En premier lieu, au lendemain de leur légalisation, des partis politiques aux profondeurs historiques établies ont été confrontés à des mouvements de contestation internes. Chacune des tendances qui s’y sont constituées se réclamait de la ligne authentique et se proclamait détentrice de la pureté originelle. Ces confrontations se sont déroulées sur un fond de crise identitaire. Elles ont révélé, aux militants et sympathisants stupéfiés, les divergences fondamentales autour de cette problématique d’appartenance, entre ceux qui ont présidé aux destinées de ces partis. La violence avec laquelle ils se sont affrontés publiquement confirme la dimension consubstantielle de cette question.
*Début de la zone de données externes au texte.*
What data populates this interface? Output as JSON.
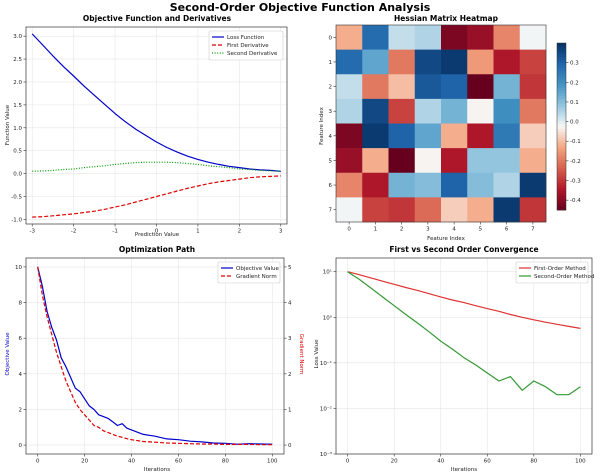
{
  "suptitle": "Second-Order Objective Function Analysis",
  "chart_data": [
    {
      "type": "line",
      "title": "Objective Function and Derivatives",
      "xlabel": "Prediction Value",
      "ylabel": "Function Value",
      "xlim": [
        -3.15,
        3.15
      ],
      "ylim": [
        -1.1,
        3.2
      ],
      "xticks": [
        -3,
        -2,
        -1,
        0,
        1,
        2,
        3
      ],
      "yticks": [
        -1.0,
        -0.5,
        0.0,
        0.5,
        1.0,
        1.5,
        2.0,
        2.5,
        3.0
      ],
      "ytick_labels": [
        "-1.0",
        "-0.5",
        "0.0",
        "0.5",
        "1.0",
        "1.5",
        "2.0",
        "2.5",
        "3.0"
      ],
      "grid": true,
      "legend": "top-right",
      "x": [
        -3.0,
        -2.75,
        -2.5,
        -2.25,
        -2.0,
        -1.75,
        -1.5,
        -1.25,
        -1.0,
        -0.75,
        -0.5,
        -0.25,
        0.0,
        0.25,
        0.5,
        0.75,
        1.0,
        1.25,
        1.5,
        1.75,
        2.0,
        2.25,
        2.5,
        2.75,
        3.0
      ],
      "series": [
        {
          "name": "Loss Function",
          "color": "#0000cc",
          "style": "solid",
          "values": [
            3.05,
            2.81,
            2.57,
            2.34,
            2.13,
            1.91,
            1.71,
            1.51,
            1.31,
            1.13,
            0.97,
            0.83,
            0.69,
            0.57,
            0.47,
            0.38,
            0.31,
            0.25,
            0.2,
            0.16,
            0.13,
            0.1,
            0.08,
            0.07,
            0.05
          ]
        },
        {
          "name": "First Derivative",
          "color": "#dd0000",
          "style": "dashed",
          "values": [
            -0.95,
            -0.94,
            -0.92,
            -0.9,
            -0.88,
            -0.85,
            -0.82,
            -0.78,
            -0.73,
            -0.68,
            -0.62,
            -0.56,
            -0.5,
            -0.44,
            -0.38,
            -0.32,
            -0.27,
            -0.22,
            -0.18,
            -0.15,
            -0.12,
            -0.09,
            -0.07,
            -0.06,
            -0.05
          ]
        },
        {
          "name": "Second Derivative",
          "color": "#009900",
          "style": "dotted",
          "values": [
            0.05,
            0.06,
            0.07,
            0.09,
            0.1,
            0.13,
            0.15,
            0.17,
            0.2,
            0.22,
            0.24,
            0.25,
            0.25,
            0.25,
            0.24,
            0.22,
            0.2,
            0.17,
            0.15,
            0.13,
            0.1,
            0.09,
            0.07,
            0.06,
            0.05
          ]
        }
      ]
    },
    {
      "type": "heatmap",
      "title": "Hessian Matrix Heatmap",
      "xlabel": "Feature Index",
      "ylabel": "Feature Index",
      "x_categories": [
        "0",
        "1",
        "2",
        "3",
        "4",
        "5",
        "6",
        "7"
      ],
      "y_categories": [
        "0",
        "1",
        "2",
        "3",
        "4",
        "5",
        "6",
        "7"
      ],
      "colorbar_range": [
        -0.45,
        0.4
      ],
      "colorbar_ticks": [
        0.3,
        0.2,
        0.1,
        0.0,
        -0.1,
        -0.2,
        -0.3,
        -0.4
      ],
      "colorbar_tick_labels": [
        "0.3",
        "0.2",
        "0.1",
        "0.0",
        "-0.1",
        "-0.2",
        "-0.3",
        "-0.4"
      ],
      "colormap": "RdBu",
      "values": [
        [
          -0.12,
          0.28,
          0.03,
          0.05,
          -0.42,
          -0.38,
          -0.18,
          -0.02
        ],
        [
          0.28,
          0.15,
          -0.2,
          0.35,
          0.38,
          -0.15,
          -0.35,
          -0.28
        ],
        [
          0.03,
          -0.2,
          -0.1,
          0.32,
          0.3,
          -0.45,
          0.12,
          -0.3
        ],
        [
          0.05,
          0.35,
          -0.28,
          0.05,
          0.12,
          -0.03,
          0.2,
          -0.2
        ],
        [
          -0.42,
          0.38,
          0.3,
          0.15,
          -0.12,
          -0.35,
          0.25,
          -0.08
        ],
        [
          -0.38,
          -0.12,
          -0.45,
          -0.03,
          -0.35,
          0.08,
          0.08,
          -0.12
        ],
        [
          -0.18,
          -0.35,
          0.12,
          0.1,
          0.3,
          0.1,
          0.05,
          0.38
        ],
        [
          -0.02,
          -0.28,
          -0.3,
          -0.22,
          -0.08,
          -0.12,
          0.38,
          -0.3
        ]
      ]
    },
    {
      "type": "line",
      "title": "Optimization Path",
      "xlabel": "Iterations",
      "ylabel": "Objective Value",
      "y2label": "Gradient Norm",
      "xlim": [
        -5,
        105
      ],
      "ylim": [
        -0.5,
        10.5
      ],
      "y2lim": [
        -0.25,
        5.25
      ],
      "xticks": [
        0,
        20,
        40,
        60,
        80,
        100
      ],
      "yticks": [
        0,
        2,
        4,
        6,
        8,
        10
      ],
      "y2ticks": [
        0,
        1,
        2,
        3,
        4,
        5
      ],
      "grid": true,
      "legend": "top-right",
      "x": [
        0,
        2,
        4,
        6,
        8,
        10,
        12,
        14,
        16,
        18,
        20,
        22,
        24,
        26,
        28,
        30,
        32,
        34,
        36,
        38,
        40,
        45,
        50,
        55,
        60,
        65,
        70,
        75,
        80,
        85,
        90,
        95,
        100
      ],
      "series": [
        {
          "name": "Objective Value",
          "color": "#0000cc",
          "style": "solid",
          "axis": "left",
          "values": [
            10.0,
            8.9,
            7.5,
            6.6,
            5.9,
            4.9,
            4.4,
            3.8,
            3.2,
            3.0,
            2.6,
            2.2,
            2.0,
            1.7,
            1.6,
            1.5,
            1.3,
            1.1,
            1.2,
            0.95,
            0.85,
            0.6,
            0.5,
            0.35,
            0.3,
            0.22,
            0.18,
            0.12,
            0.1,
            0.05,
            0.08,
            0.06,
            0.05
          ]
        },
        {
          "name": "Gradient Norm",
          "color": "#dd0000",
          "style": "dashed",
          "axis": "right",
          "values": [
            5.0,
            4.2,
            3.6,
            3.1,
            2.6,
            2.2,
            1.8,
            1.5,
            1.2,
            1.0,
            0.85,
            0.7,
            0.55,
            0.5,
            0.4,
            0.35,
            0.3,
            0.25,
            0.22,
            0.18,
            0.15,
            0.1,
            0.08,
            0.06,
            0.05,
            0.04,
            0.03,
            0.03,
            0.02,
            0.02,
            0.02,
            0.01,
            0.01
          ]
        }
      ]
    },
    {
      "type": "line",
      "title": "First vs Second Order Convergence",
      "xlabel": "Iterations",
      "ylabel": "Loss Value",
      "yscale": "log",
      "xlim": [
        -5,
        105
      ],
      "ylim": [
        0.001,
        20
      ],
      "xticks": [
        0,
        20,
        40,
        60,
        80,
        100
      ],
      "yticks": [
        0.001,
        0.01,
        0.1,
        1,
        10
      ],
      "ytick_labels": [
        "10⁻³",
        "10⁻²",
        "10⁻¹",
        "10⁰",
        "10¹"
      ],
      "grid": true,
      "legend": "top-right",
      "x": [
        0,
        5,
        10,
        15,
        20,
        25,
        30,
        35,
        40,
        45,
        50,
        55,
        60,
        65,
        70,
        75,
        80,
        85,
        90,
        95,
        100
      ],
      "series": [
        {
          "name": "First-Order Method",
          "color": "#dd3333",
          "style": "solid",
          "values": [
            10,
            8.6,
            7.3,
            6.2,
            5.3,
            4.5,
            3.9,
            3.3,
            2.8,
            2.4,
            2.1,
            1.8,
            1.55,
            1.35,
            1.15,
            1.0,
            0.88,
            0.78,
            0.7,
            0.63,
            0.57
          ]
        },
        {
          "name": "Second-Order Method",
          "color": "#339933",
          "style": "solid",
          "values": [
            10,
            6.8,
            4.4,
            2.8,
            1.8,
            1.15,
            0.75,
            0.48,
            0.3,
            0.2,
            0.13,
            0.09,
            0.06,
            0.04,
            0.05,
            0.025,
            0.04,
            0.03,
            0.02,
            0.02,
            0.03
          ]
        }
      ]
    }
  ]
}
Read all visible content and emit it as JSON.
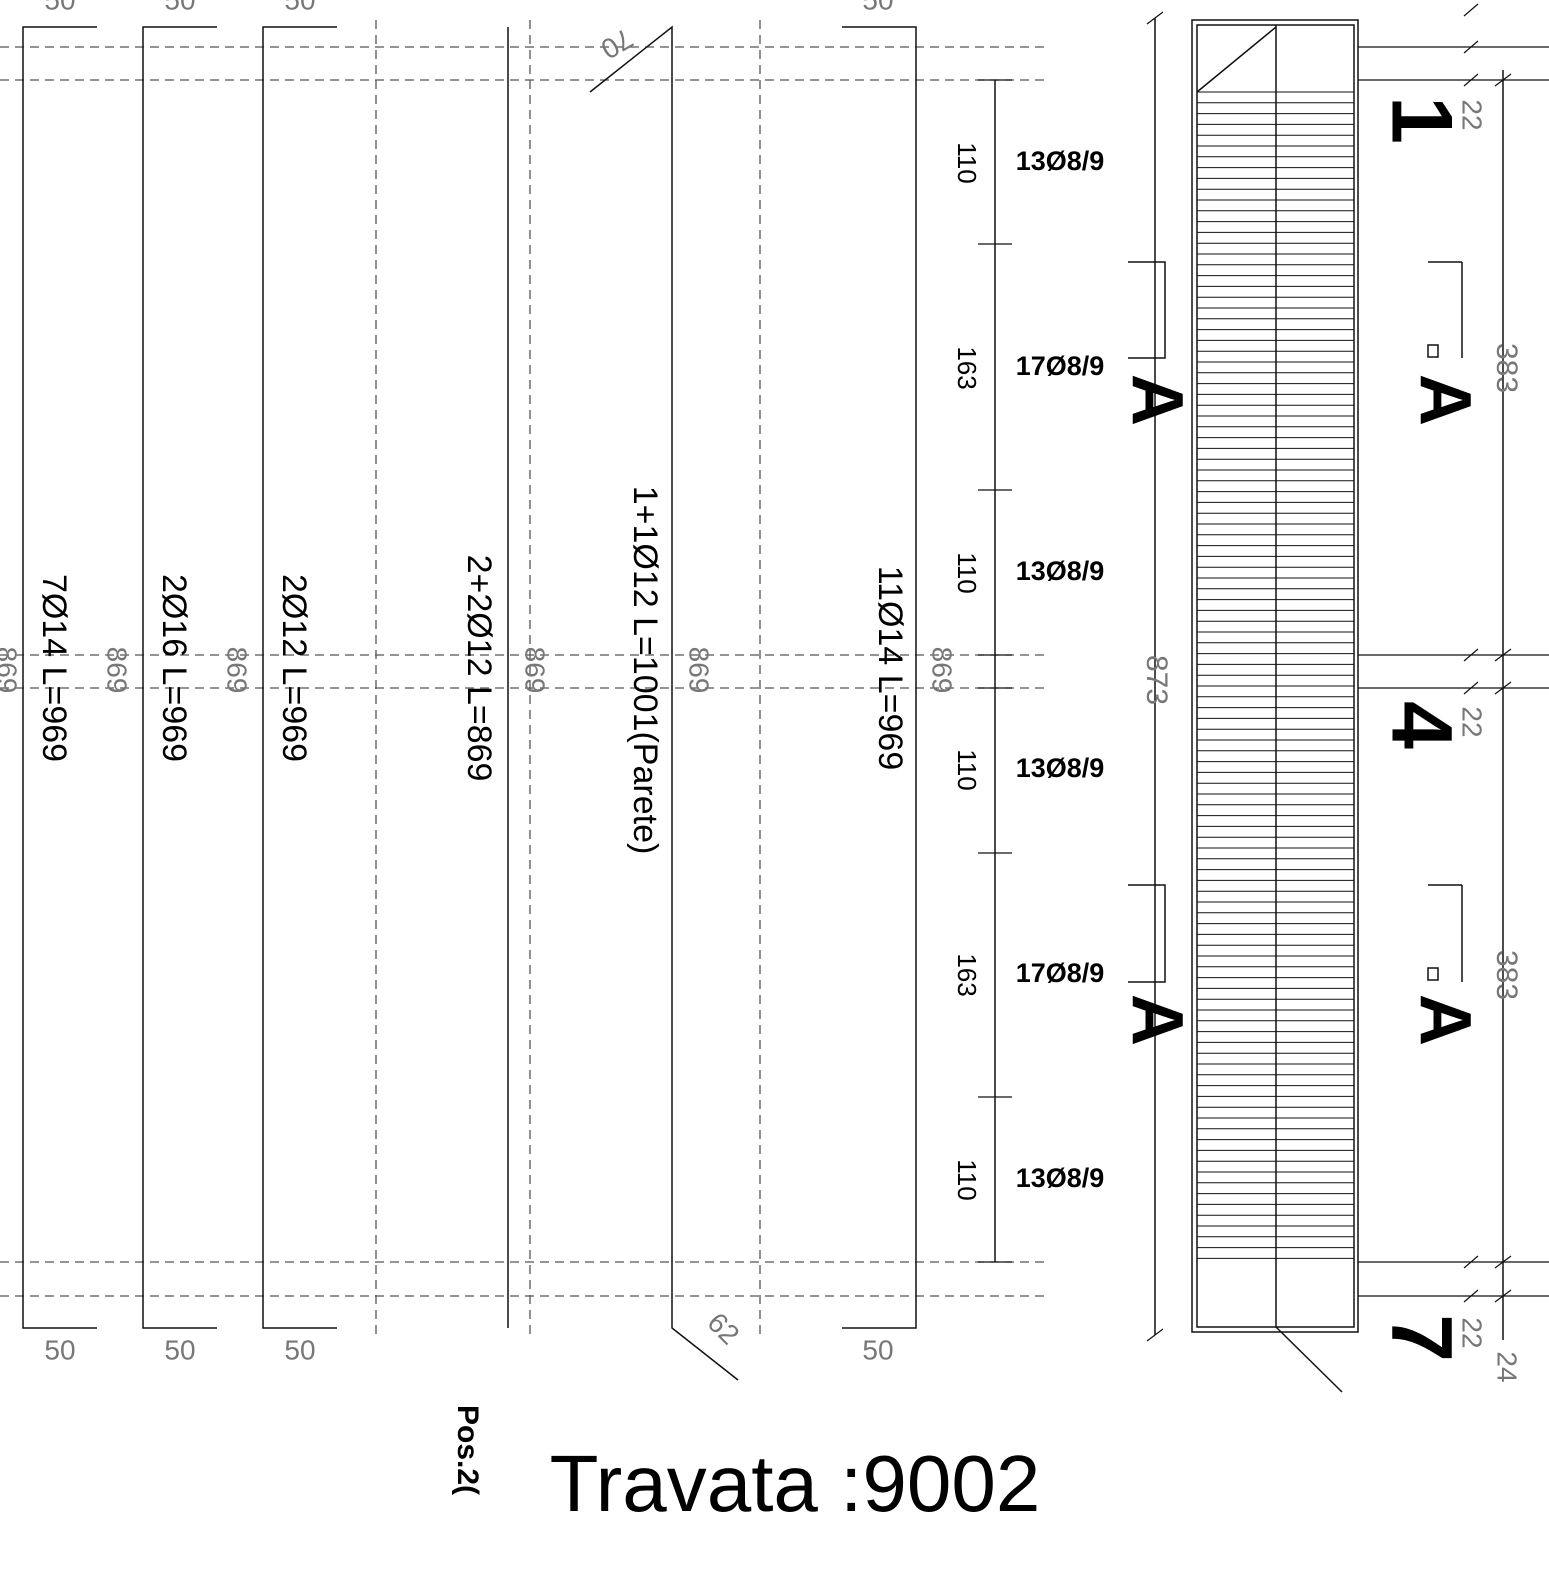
{
  "top_labels": [
    "50",
    "50",
    "50",
    "50"
  ],
  "bottom_labels": [
    "50",
    "50",
    "50",
    "50"
  ],
  "bars": [
    "7Ø14 L=969",
    "2Ø16 L=969",
    "2Ø12 L=969",
    "2+2Ø12 L=869",
    "1+1Ø12 L=1001(Parete)",
    "11Ø14 L=969"
  ],
  "lengths": [
    "869",
    "869",
    "869",
    "869",
    "869",
    "869"
  ],
  "hooks": [
    "70",
    "62"
  ],
  "stirrups": [
    {
      "length": "110",
      "label": "13Ø8/9"
    },
    {
      "length": "163",
      "label": "17Ø8/9"
    },
    {
      "length": "110",
      "label": "13Ø8/9"
    },
    {
      "length": "110",
      "label": "13Ø8/9"
    },
    {
      "length": "163",
      "label": "17Ø8/9"
    },
    {
      "length": "110",
      "label": "13Ø8/9"
    }
  ],
  "total_length": "873",
  "sections": [
    "A",
    "A",
    "A",
    "A"
  ],
  "supports": [
    "1",
    "4",
    "7"
  ],
  "support_dims": [
    "22",
    "22",
    "22",
    "24"
  ],
  "span_dims": [
    "383",
    "383"
  ],
  "title": "Travata :9002",
  "position": "Pos.2("
}
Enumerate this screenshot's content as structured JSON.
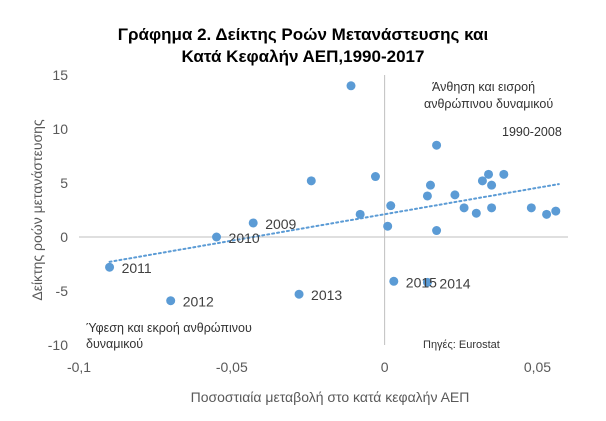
{
  "chart_data": {
    "type": "scatter",
    "title": [
      "Γράφημα 2. Δείκτης Ροών Μετανάστευσης και",
      "Κατά Κεφαλήν ΑΕΠ,1990-2017"
    ],
    "xlabel": "Ποσοστιαία μεταβολή στο κατά κεφαλήν ΑΕΠ",
    "ylabel": "Δείκτης ροών μετανάστευσης",
    "xlim": [
      -0.1,
      0.06
    ],
    "ylim": [
      -10,
      15
    ],
    "x_ticks": [
      -0.1,
      -0.05,
      0,
      0.05
    ],
    "x_tick_labels": [
      "-0,1",
      "-0,05",
      "0",
      "0,05"
    ],
    "y_ticks": [
      -10,
      -5,
      0,
      5,
      10,
      15
    ],
    "y_tick_labels": [
      "-10",
      "-5",
      "0",
      "5",
      "10",
      "15"
    ],
    "grid": false,
    "colors": {
      "points": "#5b9bd5",
      "trendline": "#5b9bd5",
      "axis_lines": "#bfbfbf"
    },
    "points": [
      {
        "x": -0.09,
        "y": -2.8,
        "label": "2011"
      },
      {
        "x": -0.07,
        "y": -5.9,
        "label": "2012"
      },
      {
        "x": -0.055,
        "y": 0.0,
        "label": "2010"
      },
      {
        "x": -0.043,
        "y": 1.3,
        "label": "2009"
      },
      {
        "x": -0.028,
        "y": -5.3,
        "label": "2013"
      },
      {
        "x": 0.003,
        "y": -4.1,
        "label": "2015"
      },
      {
        "x": 0.014,
        "y": -4.2,
        "label": "2014"
      },
      {
        "x": -0.011,
        "y": 14.0,
        "label": ""
      },
      {
        "x": -0.024,
        "y": 5.2,
        "label": ""
      },
      {
        "x": -0.008,
        "y": 2.1,
        "label": ""
      },
      {
        "x": -0.003,
        "y": 5.6,
        "label": ""
      },
      {
        "x": 0.001,
        "y": 1.0,
        "label": ""
      },
      {
        "x": 0.002,
        "y": 2.9,
        "label": ""
      },
      {
        "x": 0.014,
        "y": 3.8,
        "label": ""
      },
      {
        "x": 0.015,
        "y": 4.8,
        "label": ""
      },
      {
        "x": 0.017,
        "y": 8.5,
        "label": ""
      },
      {
        "x": 0.017,
        "y": 0.6,
        "label": ""
      },
      {
        "x": 0.023,
        "y": 3.9,
        "label": ""
      },
      {
        "x": 0.026,
        "y": 2.7,
        "label": ""
      },
      {
        "x": 0.03,
        "y": 2.2,
        "label": ""
      },
      {
        "x": 0.032,
        "y": 5.2,
        "label": ""
      },
      {
        "x": 0.034,
        "y": 5.8,
        "label": ""
      },
      {
        "x": 0.035,
        "y": 4.8,
        "label": ""
      },
      {
        "x": 0.035,
        "y": 2.7,
        "label": ""
      },
      {
        "x": 0.039,
        "y": 5.8,
        "label": ""
      },
      {
        "x": 0.048,
        "y": 2.7,
        "label": ""
      },
      {
        "x": 0.053,
        "y": 2.1,
        "label": ""
      },
      {
        "x": 0.056,
        "y": 2.4,
        "label": ""
      }
    ],
    "trendline": {
      "style": "dotted",
      "from": {
        "x": -0.09,
        "y": -2.3
      },
      "to": {
        "x": 0.057,
        "y": 4.9
      }
    },
    "annotations": {
      "top_right": [
        "Άνθηση και εισροή",
        "ανθρώπινου δυναμικού"
      ],
      "period": "1990-2008",
      "bottom_left": [
        "Ύφεση και εκροή ανθρώπινου",
        "δυναμικού"
      ],
      "source": "Πηγές: Eurostat"
    }
  }
}
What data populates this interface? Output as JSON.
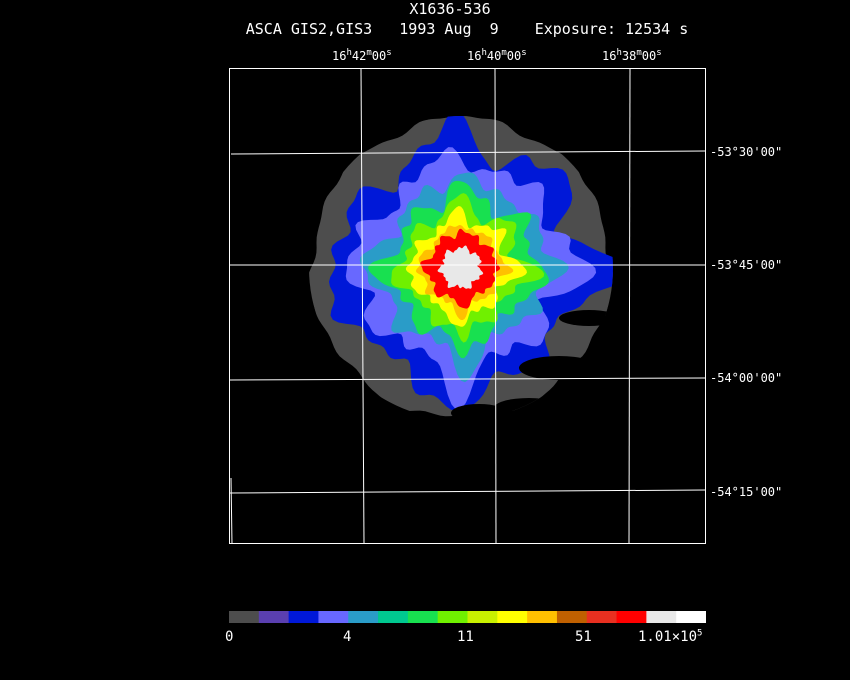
{
  "header": {
    "title": "X1636-536",
    "subtitle": "ASCA GIS2,GIS3   1993 Aug  9    Exposure: 12534 s"
  },
  "ra_labels": [
    {
      "h": "16",
      "m": "42",
      "s": "00"
    },
    {
      "h": "16",
      "m": "40",
      "s": "00"
    },
    {
      "h": "16",
      "m": "38",
      "s": "00"
    }
  ],
  "dec_labels": [
    "-53°30'00\"",
    "-53°45'00\"",
    "-54°00'00\"",
    "-54°15'00\""
  ],
  "colorbar": {
    "colors": [
      "#4d4d4d",
      "#5a3fb0",
      "#0018d8",
      "#6868ff",
      "#2a9cc8",
      "#00c890",
      "#18e050",
      "#70f000",
      "#c8f000",
      "#ffff00",
      "#ffc000",
      "#c06000",
      "#e83020",
      "#ff0000",
      "#e8e8e8",
      "#ffffff"
    ],
    "labels": [
      {
        "text": "0"
      },
      {
        "text": "4"
      },
      {
        "text": "11"
      },
      {
        "text": "51"
      },
      {
        "mantissa": "1.01×10",
        "exponent": "5"
      }
    ]
  },
  "image_colors": {
    "background": "#000000",
    "grid": "#ffffff",
    "dim": "#4d4d4d",
    "blue": "#0018d8",
    "lightblue": "#6868ff",
    "cyan": "#2a9cc8",
    "green": "#18e050",
    "lime": "#70f000",
    "yellow": "#ffff00",
    "orange": "#ffc000",
    "red": "#ff0000",
    "core": "#e8e8e8"
  }
}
Les membres des diverses directions nationales ne se contentant pas de s’entre-déchirer, se lancèrent, chacun avec ses moyens propres, dans des campagnes de dénigrement réciproques. Ainsi, chacun contribua à sa manière à l’implosion de ces organisations qui furent, dans les années 1970, le creuset principal de toutes les controverses théoriques dans le pays. Malgré des sollicitations multiples et récurrentes, les anciens responsables continuaient d’occulter les racines de cette guerre des identités. Face à cette dialectique destructrice, de lancinantes questions nous assaillirent : pourquoi ce silence et ce refus d’investir ce champ d’investigation ? Que cache pareille attitude ? N’était-t-il pas opportun d’y remédier ?
Et le détour historique s’imposa comme une démarche méthodologique incontournable…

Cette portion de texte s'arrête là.